AVION (PAS-DE-CALAIS) – Jeudi 11 mai, veille de Lens-Reims (2-1), Loïs Openda a été pris plusieurs fois en excès de vitesse à La Gaillette, surpris les deux bras déployés à faire le planeur sur les pelouses d’entraînement du club artésien. L’international belge était en répétition, soucieux de soigner une impeccable chorégraphie de célébration en compagnie de ses partenaires sang et or.
« Ça fait pas mal d’années que je suis resté le meilleur buteur du club en D 1 et qu’aucun joueur n’en avait mis 19 (comme Openda cette saison), explique l’ex-avant-centre artésien Roger Boli (20 buts lors de la saison 1993-1994). J’avais envie de voir des gars s’éclater. Pour tout dire, je ne m’attendais pas à ce que ce soit Loïs. Alors, je lui ai récemment demandé deux choses. Qu’il inscrive ces 20 buts en Championnat. Et sur son 20e, qu'il me promette de faire l’avion, comme je le faisais lorsque je célébrais mes buts.» Ses coéquipiers en attestent. En ce moment, Openda est intenable. Sa force de frappe, sa vitesse et son efficacité doivent aider Lens au classement cet après-midi au Moustoir (17 h 05). « Ses débuts ont été un peu timides mais je sentais sa détermination, se souvient encore Boli. Il ne jouait pas facile. Restait plutôt dans le combat. Mais sa particularité, c’est qu’il faisait preuve d’abnégation. C’est important pour un attaquant qui porte sur ses épaules le coût de son transfert (10 M€ jusqu’en juin 2027). Il a pris de la confiance et a énormément travaillé. Au point de devenir un autre joueur. Techniquement, tout est désormais fluide. Ses contrôles orientés. Il donne, sert ses partenaires. Il offre des solutions avec une vitesse incroyable. C’est devenu impressionnant quand ça dure quatre-vingt-dix minutes ou plus. Devant son public, il est presque inarrêtable. Il donne des solutions à son équipe si elle est en difficulté. Elle le cherche. »
Openda bluffe les anciens attaquants lensois qui l’ont adoubé. « C’est un félin dans ses prises de balle et ses dribbles, estime l’ancien champion olympique sang et or Daniel Xuereb (1981-1986). Il est bien placé, fait de bons appels et reste en mouvement. C’est un avant-centre complet. J’aime beaucoup sa capacité à se positionner en pivot ou à alterner en prenant la profondeur. Dès les premiers matches, j’ai compris qu’il allait faire une bonne saison. Il s’est acclimaté assez vite au jeu lensois et bénéficie de la récupération haute du ballon. Il va faire une belle carrière s’il échappe aux blessures. Parce que les défenseurs vont user de tous les moyens pour l’arrêter. »
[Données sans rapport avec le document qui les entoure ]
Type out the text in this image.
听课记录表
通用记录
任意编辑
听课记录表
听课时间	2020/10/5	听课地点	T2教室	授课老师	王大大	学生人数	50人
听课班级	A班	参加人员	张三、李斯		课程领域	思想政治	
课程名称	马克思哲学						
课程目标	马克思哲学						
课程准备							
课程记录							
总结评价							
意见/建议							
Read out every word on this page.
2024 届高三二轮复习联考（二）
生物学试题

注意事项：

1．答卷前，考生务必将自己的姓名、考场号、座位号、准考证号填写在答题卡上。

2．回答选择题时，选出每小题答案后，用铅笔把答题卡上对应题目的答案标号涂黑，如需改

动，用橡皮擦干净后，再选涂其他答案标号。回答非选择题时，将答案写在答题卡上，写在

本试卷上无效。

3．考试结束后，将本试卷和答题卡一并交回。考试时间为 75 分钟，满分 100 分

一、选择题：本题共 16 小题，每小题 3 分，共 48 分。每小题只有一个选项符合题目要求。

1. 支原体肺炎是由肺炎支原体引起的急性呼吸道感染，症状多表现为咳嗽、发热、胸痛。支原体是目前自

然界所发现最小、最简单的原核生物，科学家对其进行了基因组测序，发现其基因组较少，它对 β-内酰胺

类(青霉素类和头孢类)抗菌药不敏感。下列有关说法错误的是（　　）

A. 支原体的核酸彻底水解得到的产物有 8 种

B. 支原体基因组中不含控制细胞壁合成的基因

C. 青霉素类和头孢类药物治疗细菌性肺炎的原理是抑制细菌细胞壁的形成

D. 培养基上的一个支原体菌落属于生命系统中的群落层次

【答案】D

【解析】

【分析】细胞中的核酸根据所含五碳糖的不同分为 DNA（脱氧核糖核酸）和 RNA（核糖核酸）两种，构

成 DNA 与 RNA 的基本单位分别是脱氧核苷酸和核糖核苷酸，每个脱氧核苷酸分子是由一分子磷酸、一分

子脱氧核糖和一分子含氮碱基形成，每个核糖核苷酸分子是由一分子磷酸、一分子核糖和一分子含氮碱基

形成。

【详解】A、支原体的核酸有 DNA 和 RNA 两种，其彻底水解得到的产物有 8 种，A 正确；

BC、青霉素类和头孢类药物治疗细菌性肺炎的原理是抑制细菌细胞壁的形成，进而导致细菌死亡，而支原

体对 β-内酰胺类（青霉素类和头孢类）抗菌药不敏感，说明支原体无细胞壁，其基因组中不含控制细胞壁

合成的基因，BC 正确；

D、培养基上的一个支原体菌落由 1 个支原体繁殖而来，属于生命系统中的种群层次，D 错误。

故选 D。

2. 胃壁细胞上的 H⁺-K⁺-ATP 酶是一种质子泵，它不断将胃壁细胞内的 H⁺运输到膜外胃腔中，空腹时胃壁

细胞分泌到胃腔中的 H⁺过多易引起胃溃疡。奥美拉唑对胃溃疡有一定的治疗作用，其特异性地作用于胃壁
Mais c’est justement cette dépense d’énergie, cette mobilité sur lesquelles s’appuie son équipe. « Quand il décroche ou fait des appels à vide, il libère des espaces car c’est à l’adversaire d’aller le chercher, soit avec un défenseur ou un milieu, analyse Antoine Sibierski, 26 buts en 108 matches avec Lens (2000-2003). Malgré ce profil énergivore, il reste lucide et adroit pour marquer du droit, du gauche ou de la tête. Parce qu’il a un instinct de buteur qui n’est pas content quand il ne marque pas. Franck (Haise, entraîneur de Lens) a été bon dans son management avec lui cette saison en le mettant sur le banc un court moment. Le joueur a été réceptif à ses attentes. Cela prouve son intelligence.» Et sa capacité à beaucoup progresser à l’âge de 23 ans.
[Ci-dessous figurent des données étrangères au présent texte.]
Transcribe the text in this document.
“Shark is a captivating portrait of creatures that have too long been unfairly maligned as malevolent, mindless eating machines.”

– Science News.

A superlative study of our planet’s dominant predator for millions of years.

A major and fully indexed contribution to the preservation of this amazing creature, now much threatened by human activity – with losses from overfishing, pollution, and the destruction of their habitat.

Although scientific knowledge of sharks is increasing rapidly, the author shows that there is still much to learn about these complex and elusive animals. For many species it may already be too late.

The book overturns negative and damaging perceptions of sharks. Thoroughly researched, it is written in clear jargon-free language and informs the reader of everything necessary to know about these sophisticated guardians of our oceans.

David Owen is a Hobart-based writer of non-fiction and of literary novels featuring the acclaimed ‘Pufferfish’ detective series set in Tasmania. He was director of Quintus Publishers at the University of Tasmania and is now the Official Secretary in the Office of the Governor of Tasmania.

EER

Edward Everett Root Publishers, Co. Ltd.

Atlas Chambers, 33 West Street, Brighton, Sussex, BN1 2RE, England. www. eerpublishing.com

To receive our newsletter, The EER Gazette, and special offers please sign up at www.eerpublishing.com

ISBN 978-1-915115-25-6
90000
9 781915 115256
« C’est carrément une bonne pioche, admet Chérif Oudjani, buteur lensois des années 1980. Il se révèle cette année. Avant, il était brut. Seule l’accumulation des matches pouvait le faire évoluer. Il ne marque plus seulement des buts de rupture. Il passe au premier poteau devant l’adversaire. Il dispose de toutes les qualités d’un attaquant moderne. Le plus dur reste de confirmer. Car les clubs étrangers viendront se servir dans le Championnat de France. » « Il aura des propositions cet été, confirme Anto Drobnjak, meilleur scoreur de Lens (14) la saison du titre de champion (1997-1998). Parce qu’il est pour beaucoup dans cette deuxième place. Et qu’il peut jouer dans n’importe quel club au niveau où il est.»
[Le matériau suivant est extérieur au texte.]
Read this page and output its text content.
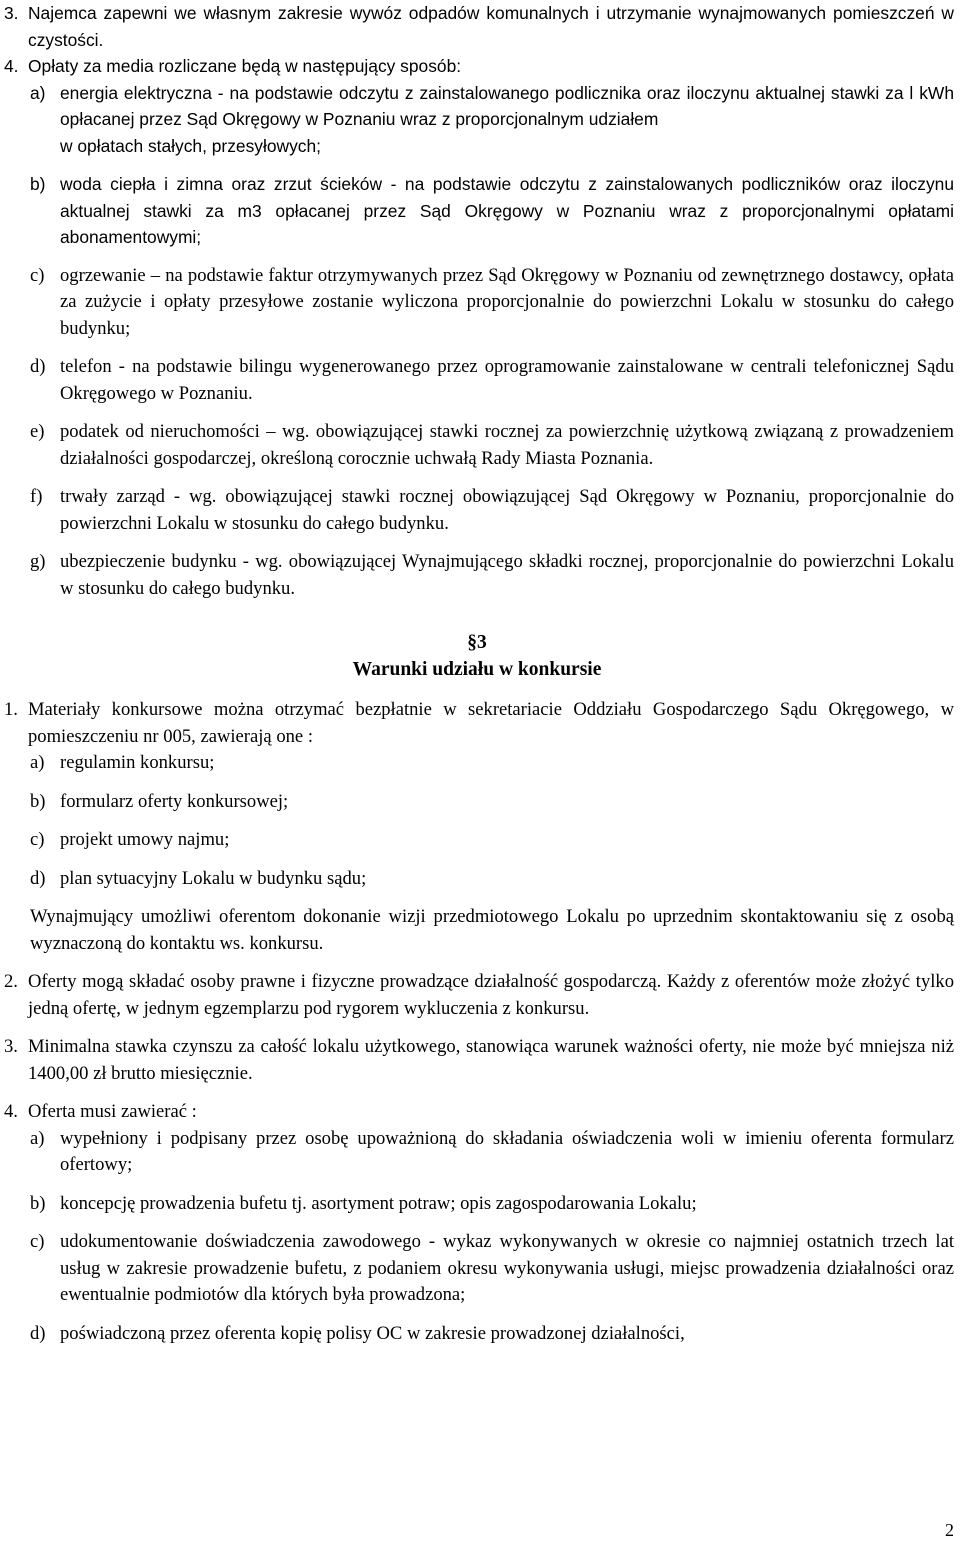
3. Najemca zapewni we własnym zakresie wywóz odpadów komunalnych i utrzymanie wynajmowanych pomieszczeń w czystości.
4. Opłaty za media rozliczane będą w następujący sposób:
a) energia elektryczna - na podstawie odczytu z zainstalowanego podlicznika oraz iloczynu aktualnej stawki za l kWh opłacanej przez Sąd Okręgowy w Poznaniu wraz z proporcjonalnym udziałem
w opłatach stałych, przesyłowych;
b) woda ciepła i zimna oraz zrzut ścieków - na podstawie odczytu z zainstalowanych podliczników oraz iloczynu aktualnej stawki za m3 opłacanej przez Sąd Okręgowy w Poznaniu wraz z proporcjonalnymi opłatami abonamentowymi;
c) ogrzewanie – na podstawie faktur otrzymywanych przez Sąd Okręgowy w Poznaniu od zewnętrznego dostawcy, opłata za zużycie i opłaty przesyłowe zostanie wyliczona proporcjonalnie do powierzchni Lokalu w stosunku do całego budynku;
d) telefon - na podstawie bilingu wygenerowanego przez oprogramowanie zainstalowane w centrali telefonicznej Sądu Okręgowego w Poznaniu.
e) podatek od nieruchomości – wg. obowiązującej stawki rocznej za powierzchnię użytkową związaną z prowadzeniem działalności gospodarczej, określoną corocznie uchwałą Rady Miasta Poznania.
f) trwały zarząd - wg. obowiązującej stawki rocznej obowiązującej Sąd Okręgowy w Poznaniu, proporcjonalnie do powierzchni Lokalu w stosunku do całego budynku.
g) ubezpieczenie budynku - wg. obowiązującej Wynajmującego składki rocznej, proporcjonalnie do powierzchni Lokalu w stosunku do całego budynku.
§3
Warunki udziału w konkursie
1. Materiały konkursowe można otrzymać bezpłatnie w sekretariacie Oddziału Gospodarczego Sądu Okręgowego, w pomieszczeniu nr 005, zawierają one :
a) regulamin konkursu;
b) formularz oferty konkursowej;
c) projekt umowy najmu;
d) plan sytuacyjny Lokalu w budynku sądu;
Wynajmujący umożliwi oferentom dokonanie wizji przedmiotowego Lokalu po uprzednim skontaktowaniu się z osobą wyznaczoną do kontaktu ws. konkursu.
2. Oferty mogą składać osoby prawne i fizyczne prowadzące działalność gospodarczą. Każdy z oferentów może złożyć tylko jedną ofertę, w jednym egzemplarzu pod rygorem wykluczenia z konkursu.
3. Minimalna stawka czynszu za całość lokalu użytkowego, stanowiąca warunek ważności oferty, nie może być mniejsza niż 1400,00 zł brutto miesięcznie.
4. Oferta musi zawierać :
a) wypełniony i podpisany przez osobę upoważnioną do składania oświadczenia woli w imieniu oferenta formularz ofertowy;
b) koncepcję prowadzenia bufetu tj. asortyment potraw; opis zagospodarowania Lokalu;
c) udokumentowanie doświadczenia zawodowego - wykaz wykonywanych w okresie co najmniej ostatnich trzech lat usług w zakresie prowadzenie bufetu, z podaniem okresu wykonywania usługi, miejsc prowadzenia działalności oraz ewentualnie podmiotów dla których była prowadzona;
d) poświadczoną przez oferenta kopię polisy OC w zakresie prowadzonej działalności,
2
« Rester une saison de plus serait cohérent pour son choix de carrière et finaliser sa progression, espère Boli. Il a encore à apprendre à Lens. Après il pourra aller où il veut.» « Moi, je trouve qu'il est malin avec sa double accélération et qu'il a prouvé des choses, notamment avec la Belgique (8 sélections, 2 buts), conclut Daniel Moreira, unique buteur en finale de la Coupe de la Ligue 1999 contre Metz (1-0). À 23 ans, on est mûr. Et lui a un fort caractère. C'est le club qui décidera mais, s'il dispute la Ligue des champions, il est vrai qu'il pourra encore plus se montrer. »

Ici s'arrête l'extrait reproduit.